Living amid a pandemic has given us all a lesson in managing risk and drawing upon multiple layers of safety. The reality is unless you have a medical-grade air compressor, you can’t ensure that the air you breathe is pure and free from contaminants. So you have to undertake several measures to improve your safety.
Each precaution, such as wearing a mask, disinfecting your hands, or observing a safe physical distance from other people, is not foolproof. They all have holes through with the coronavirus could potentially slip. By putting them together, you’re reducing the odds that the holes align.
This so-called ‘Swiss cheese model’ of safety may have risen to prominence among the general public owing to Covid-19. But it has been used for the last two decades to understand failure in complex systems and manage risk. Those lessons can be transferred to a similarly complex and even more commonplace challenge: safely raising a child in the modern age.
The problems of modern parenting
Simply making a living in today’s world is a significant challenge for many adults. Raising children amplifies that by several degrees. The stakes are much higher, and further constraints are imposed on your flexibility, financial resources, and ability to maintain a good work-life balance.
Even if both parents work, they are likely to find it difficult to earn enough to make ends meet without sacrificing more hours away from home. Career progress is often out of the question.
The alternative is to have one parent, often the mother, shoulder the burdens of full-time childcare. Neither option is perfect. And single parents don’t even have the luxury of choice. Alternatives such as paid childcare come with a corresponding cost.

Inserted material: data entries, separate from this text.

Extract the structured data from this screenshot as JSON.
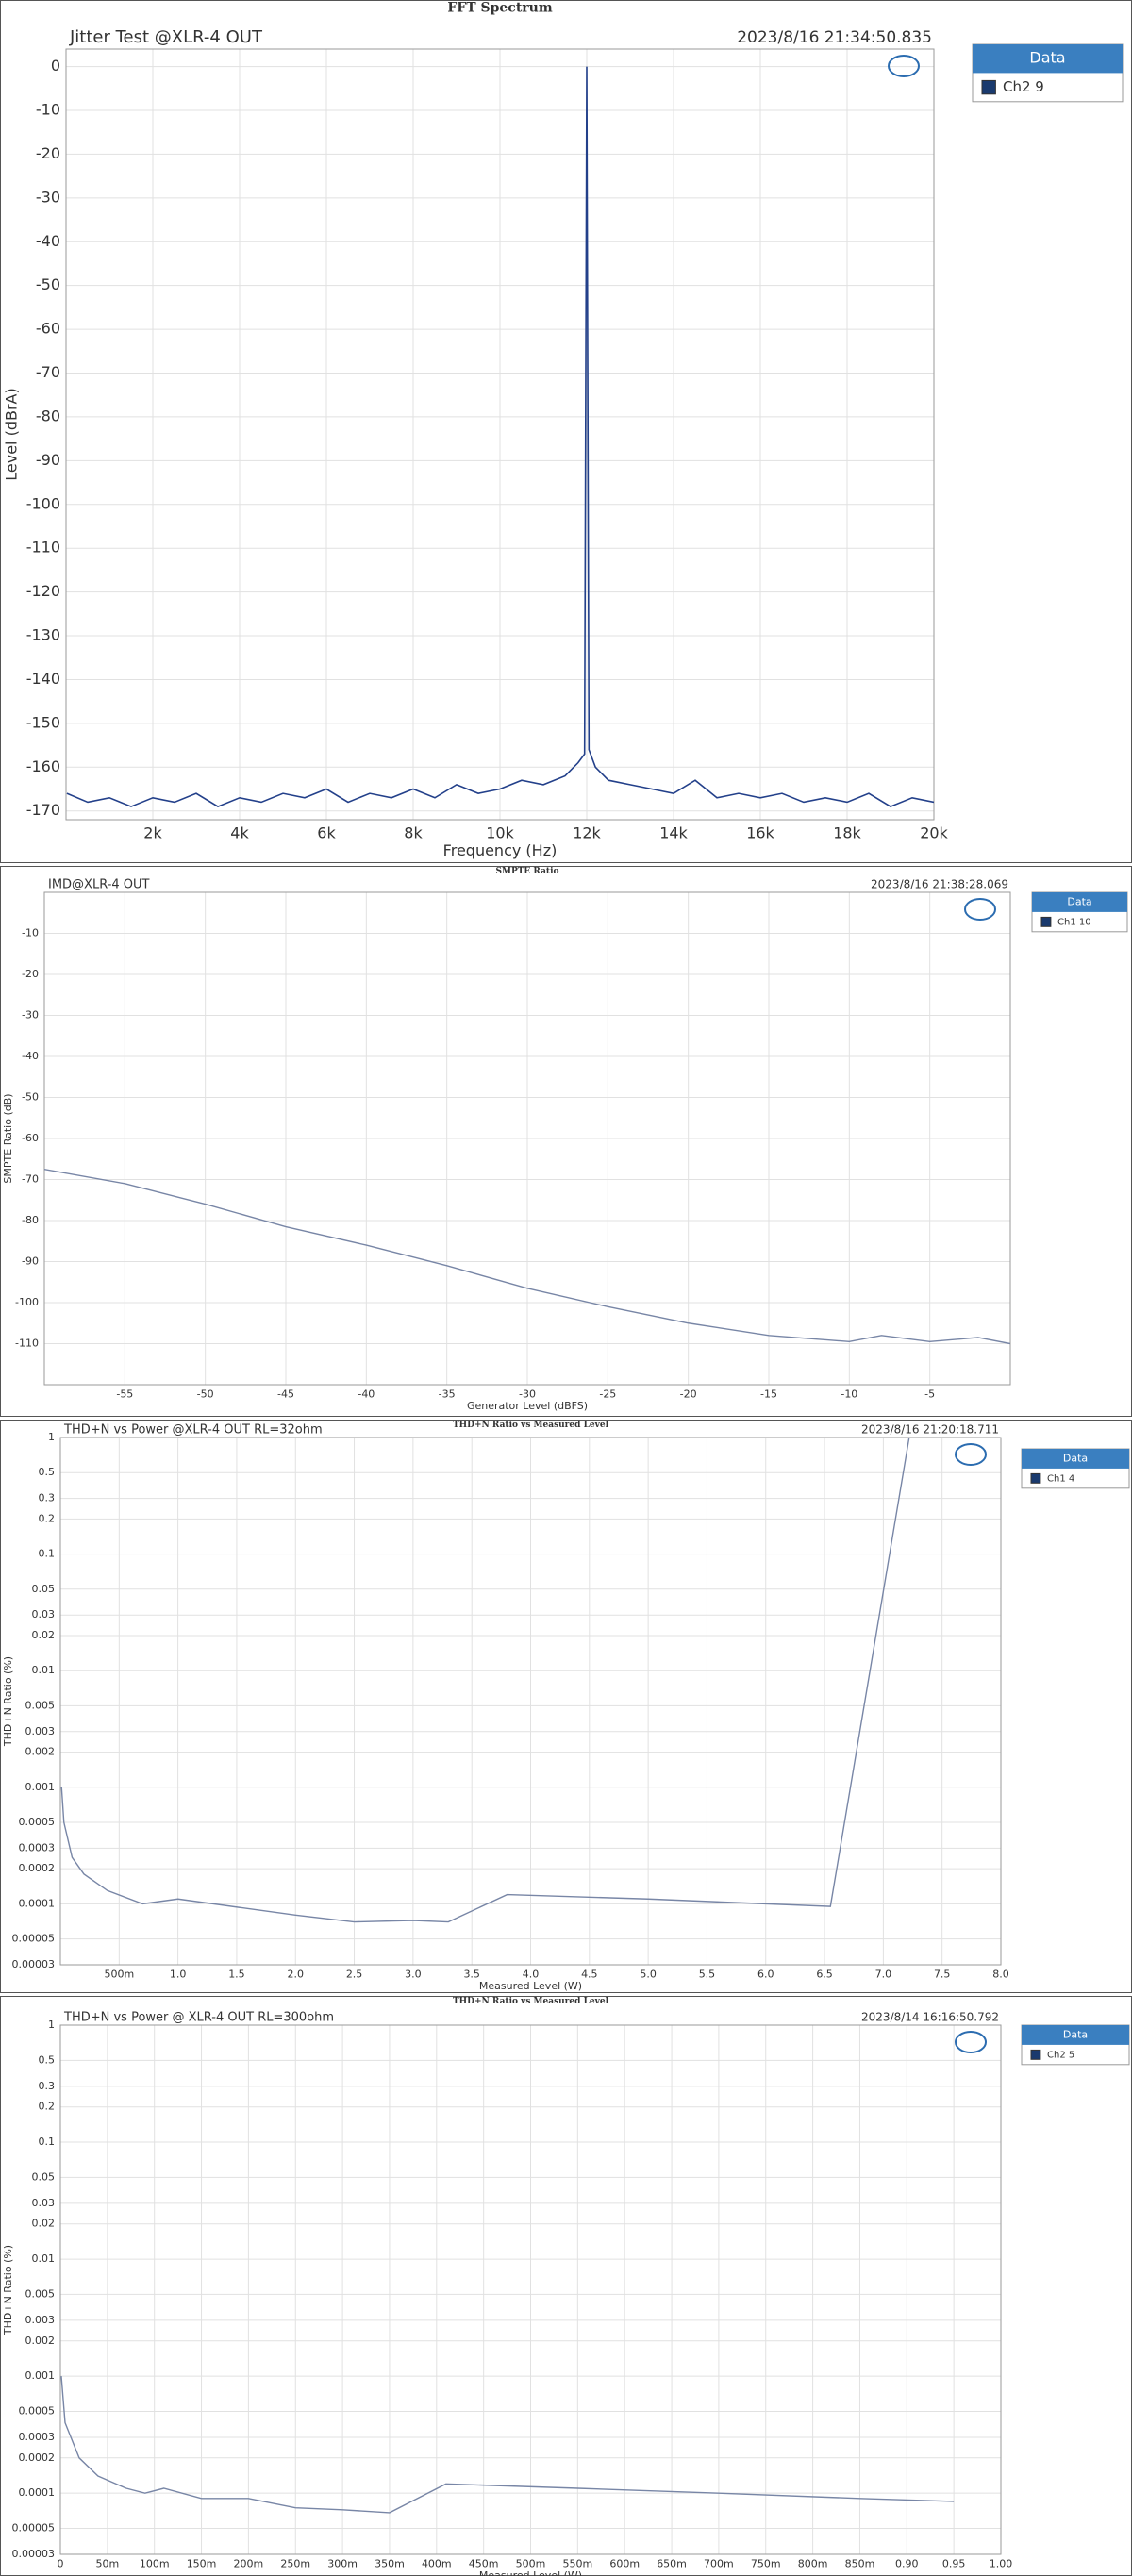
{
  "chart_data": [
    {
      "type": "line",
      "title": "FFT Spectrum",
      "subtitle": "Jitter Test @XLR-4 OUT",
      "timestamp": "2023/8/16 21:34:50.835",
      "xlabel": "Frequency (Hz)",
      "ylabel": "Level (dBrA)",
      "legend_title": "Data",
      "grid": true,
      "x": [
        20,
        500,
        1000,
        1500,
        2000,
        2500,
        3000,
        3500,
        4000,
        4500,
        5000,
        5500,
        6000,
        6500,
        7000,
        7500,
        8000,
        8500,
        9000,
        9500,
        10000,
        10500,
        11000,
        11500,
        11800,
        11950,
        12000,
        12050,
        12200,
        12500,
        13000,
        13500,
        14000,
        14500,
        15000,
        15500,
        16000,
        16500,
        17000,
        17500,
        18000,
        18500,
        19000,
        19500,
        20000
      ],
      "series": [
        {
          "name": "Ch2 9",
          "color": "#23408a",
          "values": [
            -166,
            -168,
            -167,
            -169,
            -167,
            -168,
            -166,
            -169,
            -167,
            -168,
            -166,
            -167,
            -165,
            -168,
            -166,
            -167,
            -165,
            -167,
            -164,
            -166,
            -165,
            -163,
            -164,
            -162,
            -159,
            -157,
            0,
            -156,
            -160,
            -163,
            -164,
            -165,
            -166,
            -163,
            -167,
            -166,
            -167,
            -166,
            -168,
            -167,
            -168,
            -166,
            -169,
            -167,
            -168
          ]
        }
      ],
      "xlim": [
        0,
        20000
      ],
      "ylim": [
        -172,
        4
      ],
      "xticks": [
        {
          "value": 2000,
          "label": "2k"
        },
        {
          "value": 4000,
          "label": "4k"
        },
        {
          "value": 6000,
          "label": "6k"
        },
        {
          "value": 8000,
          "label": "8k"
        },
        {
          "value": 10000,
          "label": "10k"
        },
        {
          "value": 12000,
          "label": "12k"
        },
        {
          "value": 14000,
          "label": "14k"
        },
        {
          "value": 16000,
          "label": "16k"
        },
        {
          "value": 18000,
          "label": "18k"
        },
        {
          "value": 20000,
          "label": "20k"
        }
      ],
      "yticks": [
        0,
        -10,
        -20,
        -30,
        -40,
        -50,
        -60,
        -70,
        -80,
        -90,
        -100,
        -110,
        -120,
        -130,
        -140,
        -150,
        -160,
        -170
      ]
    },
    {
      "type": "line",
      "title": "SMPTE Ratio",
      "subtitle": "IMD@XLR-4 OUT",
      "timestamp": "2023/8/16 21:38:28.069",
      "xlabel": "Generator Level (dBFS)",
      "ylabel": "SMPTE Ratio (dB)",
      "legend_title": "Data",
      "grid": true,
      "x": [
        -60,
        -55,
        -50,
        -45,
        -40,
        -35,
        -30,
        -25,
        -20,
        -15,
        -10,
        -8,
        -5,
        -2,
        0
      ],
      "series": [
        {
          "name": "Ch1 10",
          "color": "#7886a6",
          "values": [
            -67.5,
            -71,
            -76,
            -81.5,
            -86,
            -91,
            -96.5,
            -101,
            -105,
            -108,
            -109.5,
            -108,
            -109.5,
            -108.5,
            -110
          ]
        }
      ],
      "xlim": [
        -60,
        0
      ],
      "ylim": [
        -120,
        0
      ],
      "xticks": [
        -55,
        -50,
        -45,
        -40,
        -35,
        -30,
        -25,
        -20,
        -15,
        -10,
        -5
      ],
      "yticks": [
        -10,
        -20,
        -30,
        -40,
        -50,
        -60,
        -70,
        -80,
        -90,
        -100,
        -110
      ]
    },
    {
      "type": "line",
      "title": "THD+N Ratio vs Measured Level",
      "subtitle": "THD+N vs Power @XLR-4 OUT RL=32ohm",
      "timestamp": "2023/8/16 21:20:18.711",
      "xlabel": "Measured Level (W)",
      "ylabel": "THD+N Ratio (%)",
      "legend_title": "Data",
      "grid": true,
      "yscale": "log",
      "x": [
        0.01,
        0.03,
        0.1,
        0.2,
        0.4,
        0.7,
        1.0,
        1.3,
        2.0,
        2.5,
        3.0,
        3.3,
        3.8,
        5.0,
        6.0,
        6.55,
        7.22
      ],
      "series": [
        {
          "name": "Ch1 4",
          "color": "#7886a6",
          "values": [
            0.001,
            0.0005,
            0.00025,
            0.00018,
            0.00013,
            0.0001,
            0.00011,
            0.0001,
            8e-05,
            7e-05,
            7.2e-05,
            7e-05,
            0.00012,
            0.00011,
            0.0001,
            9.5e-05,
            1
          ]
        }
      ],
      "xlim": [
        0,
        8
      ],
      "ylim": [
        3e-05,
        1
      ],
      "xticks": [
        {
          "value": 0.5,
          "label": "500m"
        },
        {
          "value": 1,
          "label": "1.0"
        },
        {
          "value": 1.5,
          "label": "1.5"
        },
        {
          "value": 2,
          "label": "2.0"
        },
        {
          "value": 2.5,
          "label": "2.5"
        },
        {
          "value": 3,
          "label": "3.0"
        },
        {
          "value": 3.5,
          "label": "3.5"
        },
        {
          "value": 4,
          "label": "4.0"
        },
        {
          "value": 4.5,
          "label": "4.5"
        },
        {
          "value": 5,
          "label": "5.0"
        },
        {
          "value": 5.5,
          "label": "5.5"
        },
        {
          "value": 6,
          "label": "6.0"
        },
        {
          "value": 6.5,
          "label": "6.5"
        },
        {
          "value": 7,
          "label": "7.0"
        },
        {
          "value": 7.5,
          "label": "7.5"
        },
        {
          "value": 8,
          "label": "8.0"
        }
      ],
      "yticks": [
        1,
        0.5,
        0.3,
        0.2,
        0.1,
        0.05,
        0.03,
        0.02,
        0.01,
        0.005,
        0.003,
        0.002,
        0.001,
        0.0005,
        0.0003,
        0.0002,
        0.0001,
        5e-05,
        3e-05
      ]
    },
    {
      "type": "line",
      "title": "THD+N Ratio vs Measured Level",
      "subtitle": "THD+N vs Power @ XLR-4 OUT RL=300ohm",
      "timestamp": "2023/8/14 16:16:50.792",
      "xlabel": "Measured Level (W)",
      "ylabel": "THD+N Ratio (%)",
      "legend_title": "Data",
      "grid": true,
      "yscale": "log",
      "x": [
        0.001,
        0.005,
        0.02,
        0.04,
        0.07,
        0.09,
        0.11,
        0.15,
        0.2,
        0.25,
        0.3,
        0.35,
        0.41,
        0.55,
        0.7,
        0.85,
        0.95
      ],
      "series": [
        {
          "name": "Ch2 5",
          "color": "#7886a6",
          "values": [
            0.001,
            0.0004,
            0.0002,
            0.00014,
            0.00011,
            0.0001,
            0.00011,
            9e-05,
            9e-05,
            7.5e-05,
            7.2e-05,
            6.8e-05,
            0.00012,
            0.00011,
            0.0001,
            9e-05,
            8.5e-05
          ]
        }
      ],
      "xlim": [
        0,
        1
      ],
      "ylim": [
        3e-05,
        1
      ],
      "xticks": [
        0,
        {
          "value": 0.05,
          "label": "50m"
        },
        {
          "value": 0.1,
          "label": "100m"
        },
        {
          "value": 0.15,
          "label": "150m"
        },
        {
          "value": 0.2,
          "label": "200m"
        },
        {
          "value": 0.25,
          "label": "250m"
        },
        {
          "value": 0.3,
          "label": "300m"
        },
        {
          "value": 0.35,
          "label": "350m"
        },
        {
          "value": 0.4,
          "label": "400m"
        },
        {
          "value": 0.45,
          "label": "450m"
        },
        {
          "value": 0.5,
          "label": "500m"
        },
        {
          "value": 0.55,
          "label": "550m"
        },
        {
          "value": 0.6,
          "label": "600m"
        },
        {
          "value": 0.65,
          "label": "650m"
        },
        {
          "value": 0.7,
          "label": "700m"
        },
        {
          "value": 0.75,
          "label": "750m"
        },
        {
          "value": 0.8,
          "label": "800m"
        },
        {
          "value": 0.85,
          "label": "850m"
        },
        {
          "value": 0.9,
          "label": "0.90"
        },
        {
          "value": 0.95,
          "label": "0.95"
        },
        {
          "value": 1,
          "label": "1.00"
        }
      ],
      "yticks": [
        1,
        0.5,
        0.3,
        0.2,
        0.1,
        0.05,
        0.03,
        0.02,
        0.01,
        0.005,
        0.003,
        0.002,
        0.001,
        0.0005,
        0.0003,
        0.0002,
        0.0001,
        5e-05,
        3e-05
      ]
    }
  ]
}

On top of those considerations, new parents are now facing children’s safety issues that previous generations didn’t have to deal with. These include the dangers of screen time and navigating the internet and social media.
Due to the complexity and frequently shifting nature of these challenges, parenting today can be considered a wicked problem. There is no simple solution to the various issues that may arise. What works for one family may not work for another. And problems don’t stay solved but may crop up again in another guise.
The Swiss cheese system
Wicked problems include some of the biggest issues our society faces today. Global climate change and the effects of environmental degradation, rising inequality, and poverty, trends toward poor health and education all have the same attributes in common.

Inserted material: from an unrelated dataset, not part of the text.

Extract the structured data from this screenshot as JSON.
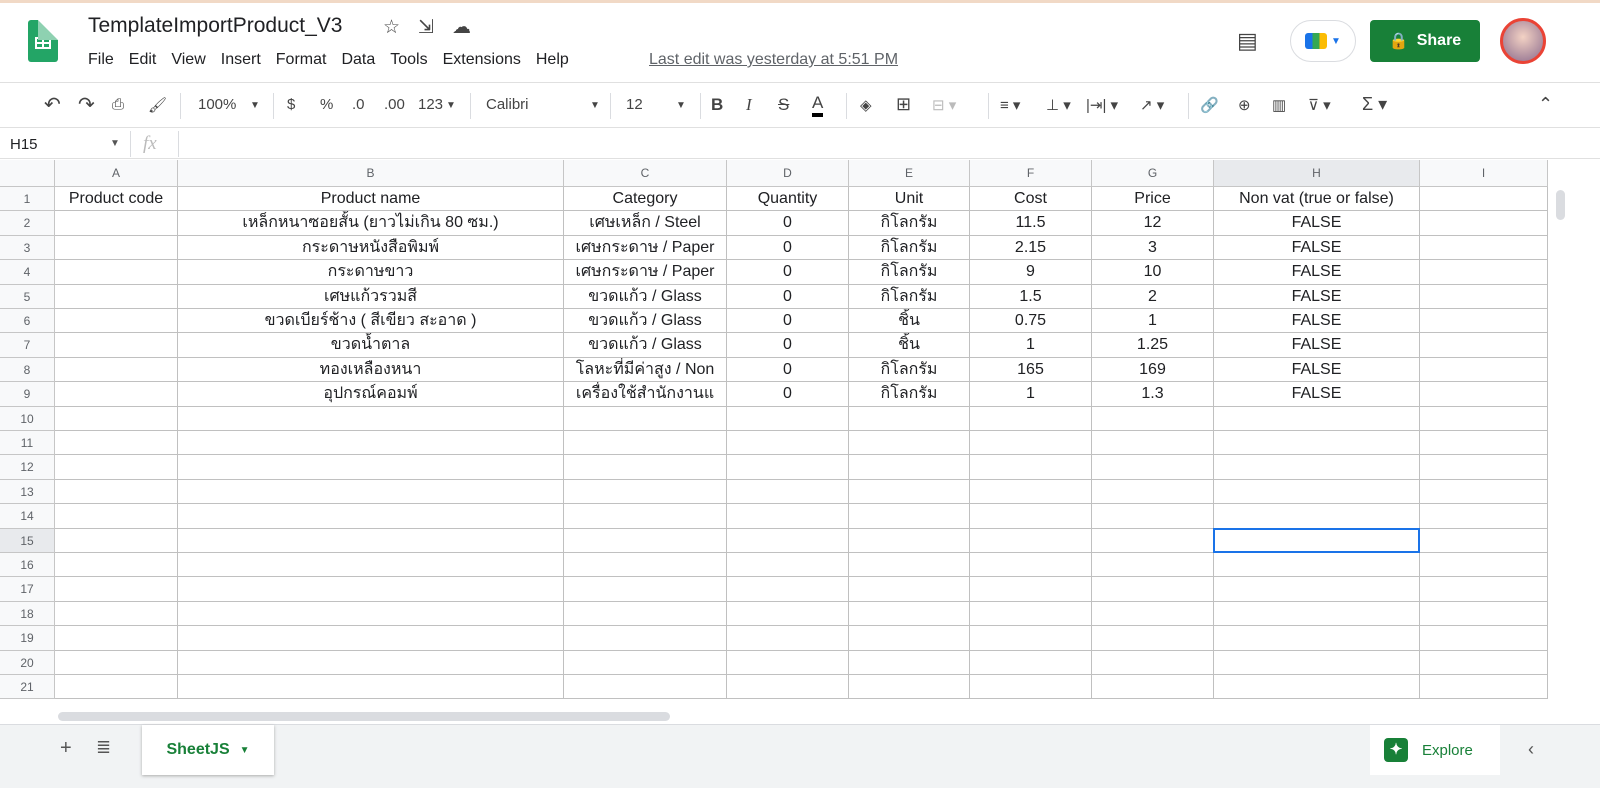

Such problems are multidimensional, often interconnected, and dynamic. Efforts to solve them by searching for a silver bullet are bound to fail. They can only be addressed with a clumsy, systems-based approach.
The Swiss cheese model offers us a way of understanding how to devise such a system for parenting. Hazards can be prevented from causing undesirable outcomes using barriers. Each barrier has holes, which may open or close randomly. While you can’t completely block out danger, you can put together a system of multiple barriers to screen out adverse events.
Setting up screens
When applying this sort of system to raising children, parents can draw upon several factors to improve the outcomes for their children in different areas. These may range from safety around the home to nutrition, education, and overall well-being.
Often, too much of the burden of childcare in today’s society is placed upon parents themselves. By raising the extended family’s involvement, parents can set up a screen for situations in which one or both parents are unavailable.
The community can also help in this regard. Parents usually consider a neighborhood’s crime rate and access to good schools when deciding where to live and raise their kids. But we can also scout the availability of community-based childcare services in the locations where we intend to move.
Equally, we can look into any initiatives driven by local organizations or sponsored at the municipal or state level, wherein various childcare stakeholders are brought together. Such efforts are an indicator that the community cares and is working to collaborate towards solutions to this wicked problem that go beyond parental responsibility.
The pandemic will eventually recede, as such outbreaks tend to do. But the lessons it offers can inspire us to change the way we approach other problems.
Today, and in the emerging future, parenting looms as a far more difficult endeavor than it has ever been. Instead of bracing themselves to shoulder an impossibly wicked challenge, parents should be looking for the screens they can avail of and avoid truly harmful outcomes to their children.